6 thoughts on “5 Things I’ve Learned About Breastfeeding in the First Four Months

  1. I’m with you on every point except number 3. Been lucky enough to have a 100% problem free breastfeeding experience (good karma for suffering from a shitty pregnancy lol).
    I never knew breastfeeding would come so naturally to me. I thought I’d last a few months max and would probably supplement with formula.
    I had so much milk (would sometimes have to pump and dump from leaking like crazy) and my son never took a bottle (of my own milk).
    He turns 3 next Sunday and here we are, still nursing. I’m currently pregnant with n°2 and lost my milk supply in November but we still share those bonding moments that are so precious to the both of us.
    Starting all over again from scratch is a bit daunting I must say as I miss having my body to myself at times (been either pregnant or nursing non stop for close to 4 years!) but still cherish the experience and would do it all over again in a heartbeat.

    I totally agree that women focus more on the delivery wich just lasts a few hours. The worst part comes after! I was never warned the recovery process which is long and painful.
    Most women think it’s normal to struggle with the delivery but not breastfeeding and give up quickly. We definitely aren’t prepared enough and it’s a shame because nothing comes close to that experience.
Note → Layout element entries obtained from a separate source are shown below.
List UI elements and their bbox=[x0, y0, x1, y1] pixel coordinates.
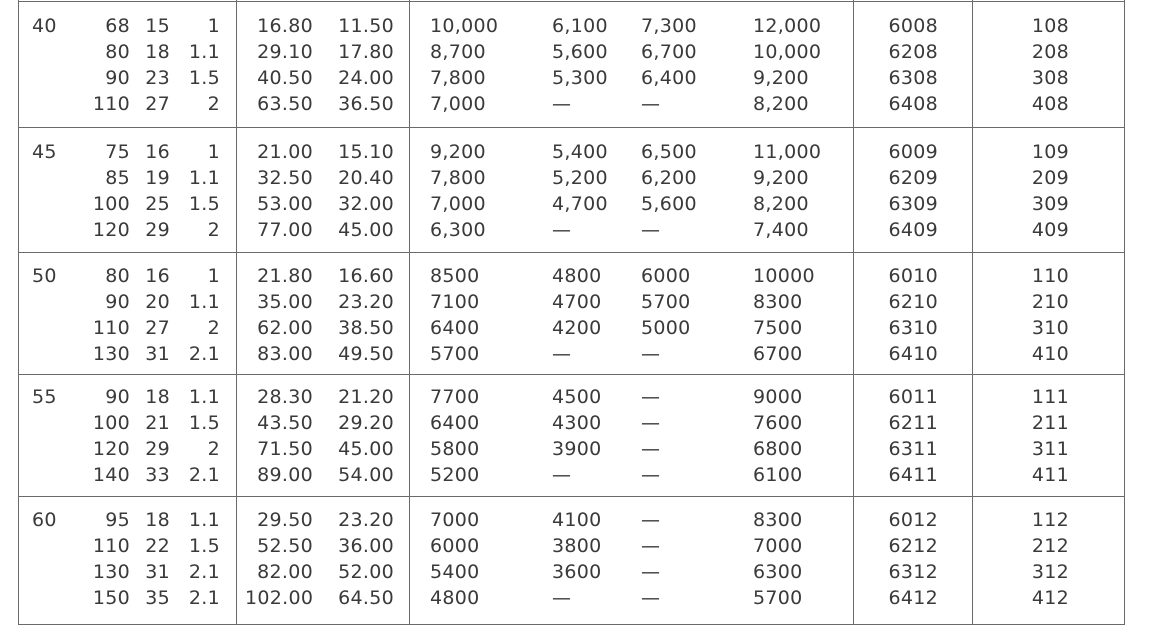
static-load-cell: 54.00 bbox=[338, 464, 394, 486]
speed-oil-1-cell: 5,200 bbox=[552, 167, 608, 189]
old-code-cell: 310 bbox=[1031, 317, 1069, 339]
speed-oil-1-cell: 4200 bbox=[552, 317, 602, 339]
group-divider bbox=[18, 127, 1125, 128]
speed-grease-1-cell: 8500 bbox=[430, 265, 480, 287]
speed-grease-2-cell: — bbox=[641, 535, 661, 557]
chamfer-cell: 1.1 bbox=[188, 167, 220, 189]
speed-grease-1-cell: 7,000 bbox=[430, 193, 486, 215]
group-divider bbox=[18, 374, 1125, 375]
width-cell: 21 bbox=[145, 412, 170, 434]
speed-grease-1-cell: 9,200 bbox=[430, 141, 486, 163]
static-load-cell: 38.50 bbox=[338, 317, 394, 339]
old-code-cell: 209 bbox=[1031, 167, 1069, 189]
width-cell: 31 bbox=[145, 561, 170, 583]
static-load-cell: 36.50 bbox=[338, 93, 394, 115]
dynamic-load-cell: 16.80 bbox=[257, 15, 313, 37]
speed-grease-1-cell: 8,700 bbox=[430, 41, 486, 63]
outer-diameter-cell: 68 bbox=[105, 15, 130, 37]
chamfer-cell: 2.1 bbox=[188, 343, 220, 365]
bearing-number-cell: 6212 bbox=[888, 535, 938, 557]
outer-diameter-cell: 100 bbox=[92, 412, 130, 434]
outer-diameter-cell: 80 bbox=[105, 41, 130, 63]
speed-oil-2-cell: 6700 bbox=[753, 343, 803, 365]
bearing-number-cell: 6310 bbox=[888, 317, 938, 339]
column-divider bbox=[972, 0, 973, 624]
dynamic-load-cell: 40.50 bbox=[257, 67, 313, 89]
static-load-cell: 23.20 bbox=[338, 509, 394, 531]
speed-oil-1-cell: 5,400 bbox=[552, 141, 608, 163]
speed-oil-2-cell: 8,200 bbox=[753, 193, 809, 215]
dynamic-load-cell: 62.00 bbox=[257, 317, 313, 339]
speed-grease-2-cell: — bbox=[641, 343, 661, 365]
width-cell: 29 bbox=[145, 219, 170, 241]
speed-oil-2-cell: 12,000 bbox=[753, 15, 822, 37]
static-load-cell: 16.60 bbox=[338, 265, 394, 287]
speed-grease-2-cell: 7,300 bbox=[641, 15, 697, 37]
speed-grease-2-cell: 6,500 bbox=[641, 141, 697, 163]
chamfer-cell: 2 bbox=[207, 317, 220, 339]
speed-oil-2-cell: 9,200 bbox=[753, 67, 809, 89]
width-cell: 22 bbox=[145, 535, 170, 557]
speed-grease-1-cell: 5700 bbox=[430, 343, 480, 365]
dynamic-load-cell: 83.00 bbox=[257, 343, 313, 365]
speed-grease-1-cell: 6,300 bbox=[430, 219, 486, 241]
speed-oil-1-cell: 5,300 bbox=[552, 67, 608, 89]
column-divider bbox=[236, 0, 237, 624]
old-code-cell: 112 bbox=[1031, 509, 1069, 531]
chamfer-cell: 2.1 bbox=[188, 587, 220, 609]
bore-diameter: 55 bbox=[32, 386, 57, 408]
old-code-cell: 108 bbox=[1031, 15, 1069, 37]
chamfer-cell: 2 bbox=[207, 438, 220, 460]
outer-diameter-cell: 140 bbox=[92, 464, 130, 486]
bearing-number-cell: 6411 bbox=[888, 464, 938, 486]
speed-grease-2-cell: 6000 bbox=[641, 265, 691, 287]
chamfer-cell: 1 bbox=[207, 15, 220, 37]
outer-diameter-cell: 90 bbox=[105, 386, 130, 408]
width-cell: 35 bbox=[145, 587, 170, 609]
speed-grease-2-cell: — bbox=[641, 93, 661, 115]
old-code-cell: 211 bbox=[1031, 412, 1069, 434]
speed-grease-2-cell: — bbox=[641, 464, 661, 486]
chamfer-cell: 2 bbox=[207, 219, 220, 241]
speed-grease-1-cell: 6000 bbox=[430, 535, 480, 557]
outer-diameter-cell: 75 bbox=[105, 141, 130, 163]
dynamic-load-cell: 29.10 bbox=[257, 41, 313, 63]
group-divider bbox=[18, 1, 1125, 2]
speed-grease-2-cell: 5700 bbox=[641, 291, 691, 313]
chamfer-cell: 1.1 bbox=[188, 291, 220, 313]
bearing-number-cell: 6012 bbox=[888, 509, 938, 531]
speed-grease-1-cell: 7,000 bbox=[430, 93, 486, 115]
speed-oil-2-cell: 6800 bbox=[753, 438, 803, 460]
dynamic-load-cell: 52.50 bbox=[257, 535, 313, 557]
width-cell: 25 bbox=[145, 193, 170, 215]
dynamic-load-cell: 63.50 bbox=[257, 93, 313, 115]
chamfer-cell: 1 bbox=[207, 141, 220, 163]
bearing-number-cell: 6010 bbox=[888, 265, 938, 287]
static-load-cell: 17.80 bbox=[338, 41, 394, 63]
static-load-cell: 20.40 bbox=[338, 167, 394, 189]
old-code-cell: 411 bbox=[1031, 464, 1069, 486]
chamfer-cell: 1.1 bbox=[188, 386, 220, 408]
speed-oil-1-cell: 3800 bbox=[552, 535, 602, 557]
speed-oil-2-cell: 7,400 bbox=[753, 219, 809, 241]
speed-grease-2-cell: — bbox=[641, 561, 661, 583]
bearing-number-cell: 6009 bbox=[888, 141, 938, 163]
speed-oil-1-cell: 6,100 bbox=[552, 15, 608, 37]
static-load-cell: 36.00 bbox=[338, 535, 394, 557]
bore-diameter: 50 bbox=[32, 265, 57, 287]
outer-diameter-cell: 90 bbox=[105, 291, 130, 313]
outer-diameter-cell: 80 bbox=[105, 265, 130, 287]
speed-oil-1-cell: — bbox=[552, 343, 572, 365]
bearing-number-cell: 6008 bbox=[888, 15, 938, 37]
old-code-cell: 210 bbox=[1031, 291, 1069, 313]
speed-oil-1-cell: 4800 bbox=[552, 265, 602, 287]
dynamic-load-cell: 35.00 bbox=[257, 291, 313, 313]
speed-oil-2-cell: 10000 bbox=[753, 265, 815, 287]
old-code-cell: 309 bbox=[1031, 193, 1069, 215]
old-code-cell: 410 bbox=[1031, 343, 1069, 365]
dynamic-load-cell: 29.50 bbox=[257, 509, 313, 531]
width-cell: 31 bbox=[145, 343, 170, 365]
dynamic-load-cell: 21.80 bbox=[257, 265, 313, 287]
chamfer-cell: 1.5 bbox=[188, 67, 220, 89]
width-cell: 19 bbox=[145, 167, 170, 189]
bearing-number-cell: 6210 bbox=[888, 291, 938, 313]
speed-oil-2-cell: 9,200 bbox=[753, 167, 809, 189]
outer-diameter-cell: 100 bbox=[92, 193, 130, 215]
speed-grease-1-cell: 10,000 bbox=[430, 15, 499, 37]
bearing-number-cell: 6311 bbox=[888, 438, 938, 460]
static-load-cell: 45.00 bbox=[338, 219, 394, 241]
speed-grease-2-cell: — bbox=[641, 412, 661, 434]
speed-grease-1-cell: 6400 bbox=[430, 317, 480, 339]
column-divider bbox=[409, 0, 410, 624]
dynamic-load-cell: 89.00 bbox=[257, 464, 313, 486]
speed-grease-1-cell: 5800 bbox=[430, 438, 480, 460]
old-code-cell: 110 bbox=[1031, 265, 1069, 287]
outer-diameter-cell: 90 bbox=[105, 67, 130, 89]
speed-oil-1-cell: — bbox=[552, 219, 572, 241]
bearing-number-cell: 6208 bbox=[888, 41, 938, 63]
width-cell: 18 bbox=[145, 386, 170, 408]
dynamic-load-cell: 28.30 bbox=[257, 386, 313, 408]
speed-oil-1-cell: 3600 bbox=[552, 561, 602, 583]
dynamic-load-cell: 53.00 bbox=[257, 193, 313, 215]
bearing-number-cell: 6309 bbox=[888, 193, 938, 215]
speed-oil-1-cell: 3900 bbox=[552, 438, 602, 460]
speed-oil-2-cell: 6300 bbox=[753, 561, 803, 583]
speed-grease-1-cell: 7,800 bbox=[430, 167, 486, 189]
group-divider bbox=[18, 252, 1125, 253]
width-cell: 20 bbox=[145, 291, 170, 313]
speed-grease-2-cell: 5000 bbox=[641, 317, 691, 339]
column-divider bbox=[853, 0, 854, 624]
bearing-number-cell: 6410 bbox=[888, 343, 938, 365]
speed-grease-2-cell: — bbox=[641, 438, 661, 460]
speed-oil-1-cell: 4300 bbox=[552, 412, 602, 434]
width-cell: 33 bbox=[145, 464, 170, 486]
speed-oil-1-cell: 4100 bbox=[552, 509, 602, 531]
static-load-cell: 11.50 bbox=[338, 15, 394, 37]
dynamic-load-cell: 32.50 bbox=[257, 167, 313, 189]
dynamic-load-cell: 82.00 bbox=[257, 561, 313, 583]
bearing-number-cell: 6409 bbox=[888, 219, 938, 241]
speed-grease-2-cell: — bbox=[641, 386, 661, 408]
dynamic-load-cell: 102.00 bbox=[245, 587, 314, 609]
width-cell: 16 bbox=[145, 141, 170, 163]
dynamic-load-cell: 77.00 bbox=[257, 219, 313, 241]
speed-oil-1-cell: — bbox=[552, 587, 572, 609]
speed-grease-1-cell: 5400 bbox=[430, 561, 480, 583]
old-code-cell: 311 bbox=[1031, 438, 1069, 460]
outer-diameter-cell: 110 bbox=[92, 317, 130, 339]
old-code-cell: 208 bbox=[1031, 41, 1069, 63]
speed-grease-2-cell: — bbox=[641, 219, 661, 241]
bore-diameter: 60 bbox=[32, 509, 57, 531]
bearing-number-cell: 6312 bbox=[888, 561, 938, 583]
dynamic-load-cell: 43.50 bbox=[257, 412, 313, 434]
outer-diameter-cell: 110 bbox=[92, 93, 130, 115]
speed-grease-1-cell: 4800 bbox=[430, 587, 480, 609]
speed-oil-1-cell: 5,600 bbox=[552, 41, 608, 63]
chamfer-cell: 1.1 bbox=[188, 509, 220, 531]
width-cell: 27 bbox=[145, 317, 170, 339]
old-code-cell: 409 bbox=[1031, 219, 1069, 241]
speed-grease-1-cell: 7100 bbox=[430, 291, 480, 313]
old-code-cell: 109 bbox=[1031, 141, 1069, 163]
width-cell: 29 bbox=[145, 438, 170, 460]
speed-oil-2-cell: 9000 bbox=[753, 386, 803, 408]
speed-grease-2-cell: 6,400 bbox=[641, 67, 697, 89]
static-load-cell: 32.00 bbox=[338, 193, 394, 215]
table-bottom-border bbox=[18, 624, 1125, 625]
chamfer-cell: 2 bbox=[207, 93, 220, 115]
outer-diameter-cell: 150 bbox=[92, 587, 130, 609]
chamfer-cell: 1.5 bbox=[188, 193, 220, 215]
speed-oil-1-cell: 4700 bbox=[552, 291, 602, 313]
outer-diameter-cell: 130 bbox=[92, 561, 130, 583]
static-load-cell: 29.20 bbox=[338, 412, 394, 434]
speed-grease-1-cell: 7,800 bbox=[430, 67, 486, 89]
static-load-cell: 64.50 bbox=[338, 587, 394, 609]
group-divider bbox=[18, 496, 1125, 497]
speed-grease-2-cell: 6,700 bbox=[641, 41, 697, 63]
speed-oil-2-cell: 5700 bbox=[753, 587, 803, 609]
width-cell: 16 bbox=[145, 265, 170, 287]
static-load-cell: 49.50 bbox=[338, 343, 394, 365]
speed-oil-2-cell: 7000 bbox=[753, 535, 803, 557]
outer-diameter-cell: 110 bbox=[92, 535, 130, 557]
speed-oil-2-cell: 8300 bbox=[753, 291, 803, 313]
speed-grease-2-cell: 5,600 bbox=[641, 193, 697, 215]
speed-oil-1-cell: 4500 bbox=[552, 386, 602, 408]
speed-grease-2-cell: 6,200 bbox=[641, 167, 697, 189]
speed-grease-1-cell: 6400 bbox=[430, 412, 480, 434]
speed-oil-1-cell: — bbox=[552, 464, 572, 486]
old-code-cell: 408 bbox=[1031, 93, 1069, 115]
chamfer-cell: 1.5 bbox=[188, 412, 220, 434]
speed-grease-1-cell: 5200 bbox=[430, 464, 480, 486]
old-code-cell: 312 bbox=[1031, 561, 1069, 583]
width-cell: 23 bbox=[145, 67, 170, 89]
speed-oil-2-cell: 10,000 bbox=[753, 41, 822, 63]
static-load-cell: 23.20 bbox=[338, 291, 394, 313]
outer-diameter-cell: 130 bbox=[92, 343, 130, 365]
bearing-number-cell: 6209 bbox=[888, 167, 938, 189]
bearing-number-cell: 6408 bbox=[888, 93, 938, 115]
dynamic-load-cell: 71.50 bbox=[257, 438, 313, 460]
bore-diameter: 45 bbox=[32, 141, 57, 163]
speed-oil-2-cell: 11,000 bbox=[753, 141, 822, 163]
static-load-cell: 24.00 bbox=[338, 67, 394, 89]
chamfer-cell: 1.1 bbox=[188, 41, 220, 63]
speed-oil-2-cell: 8,200 bbox=[753, 93, 809, 115]
chamfer-cell: 1.5 bbox=[188, 535, 220, 557]
dynamic-load-cell: 21.00 bbox=[257, 141, 313, 163]
chamfer-cell: 1 bbox=[207, 265, 220, 287]
speed-oil-2-cell: 7600 bbox=[753, 412, 803, 434]
speed-grease-2-cell: — bbox=[641, 587, 661, 609]
old-code-cell: 111 bbox=[1031, 386, 1069, 408]
speed-grease-1-cell: 7700 bbox=[430, 386, 480, 408]
static-load-cell: 52.00 bbox=[338, 561, 394, 583]
speed-oil-1-cell: — bbox=[552, 93, 572, 115]
old-code-cell: 412 bbox=[1031, 587, 1069, 609]
outer-diameter-cell: 85 bbox=[105, 167, 130, 189]
width-cell: 18 bbox=[145, 509, 170, 531]
outer-diameter-cell: 120 bbox=[92, 219, 130, 241]
speed-oil-2-cell: 7500 bbox=[753, 317, 803, 339]
bore-diameter: 40 bbox=[32, 15, 57, 37]
outer-diameter-cell: 120 bbox=[92, 438, 130, 460]
bearing-number-cell: 6011 bbox=[888, 386, 938, 408]
width-cell: 15 bbox=[145, 15, 170, 37]
bearing-number-cell: 6211 bbox=[888, 412, 938, 434]
chamfer-cell: 2.1 bbox=[188, 561, 220, 583]
speed-oil-1-cell: 4,700 bbox=[552, 193, 608, 215]
old-code-cell: 308 bbox=[1031, 67, 1069, 89]
static-load-cell: 15.10 bbox=[338, 141, 394, 163]
bearing-number-cell: 6412 bbox=[888, 587, 938, 609]
bearing-number-cell: 6308 bbox=[888, 67, 938, 89]
speed-oil-2-cell: 8300 bbox=[753, 509, 803, 531]
speed-oil-2-cell: 6100 bbox=[753, 464, 803, 486]
speed-grease-1-cell: 7000 bbox=[430, 509, 480, 531]
width-cell: 27 bbox=[145, 93, 170, 115]
old-code-cell: 212 bbox=[1031, 535, 1069, 557]
speed-grease-2-cell: — bbox=[641, 509, 661, 531]
width-cell: 18 bbox=[145, 41, 170, 63]
outer-diameter-cell: 95 bbox=[105, 509, 130, 531]
static-load-cell: 21.20 bbox=[338, 386, 394, 408]
static-load-cell: 45.00 bbox=[338, 438, 394, 460]
chamfer-cell: 2.1 bbox=[188, 464, 220, 486]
We self sufficiently grow a human outside of our bodies! Now that’s a kick ass superpower!


    1. Thanks for this Caroline! It’s good to know that your experience came without issues! It gives me hope for our baby #2 when it comes! Amazing you are still nursing after almost 4 years! I know several people who are doing that as well and I really admire them. I’m not sure what’s in the cards for Asahi and I but I feel like there will come a time when it feels natural to wean. I hope more women will feel empowered to plan to breastfeed and also supported to continue breastfeeding once their baby is born. It seems like it’s becoming more normalized and accepted (and sometimes pushed a little too hard in my opinion) so hopefully more women will choose to do it!


      1. It was never my intention to breastfeed for so long. For me it’s a two person relationship that should be out to an end once one of the parties have had enough. My son is finally slowly weaning but he just wasn’t ready at all before. I just never put an end date to it as I was waiting for him to be ready. So yeah, natural weaning doesn’t come at the same time for everyone.

        I agree that sometimes it’s pushed too much and some people guilt other women for not breastfeeding their babies. It’s hard and doesn’t come naturally to everyone. I totally understand that some women don’t even want to try it or just give up for the sake of their mental sanity (as they should).
        Like everything, it’s a personal choice and every woman is free to do what she pleases with her own body without being shamed about it.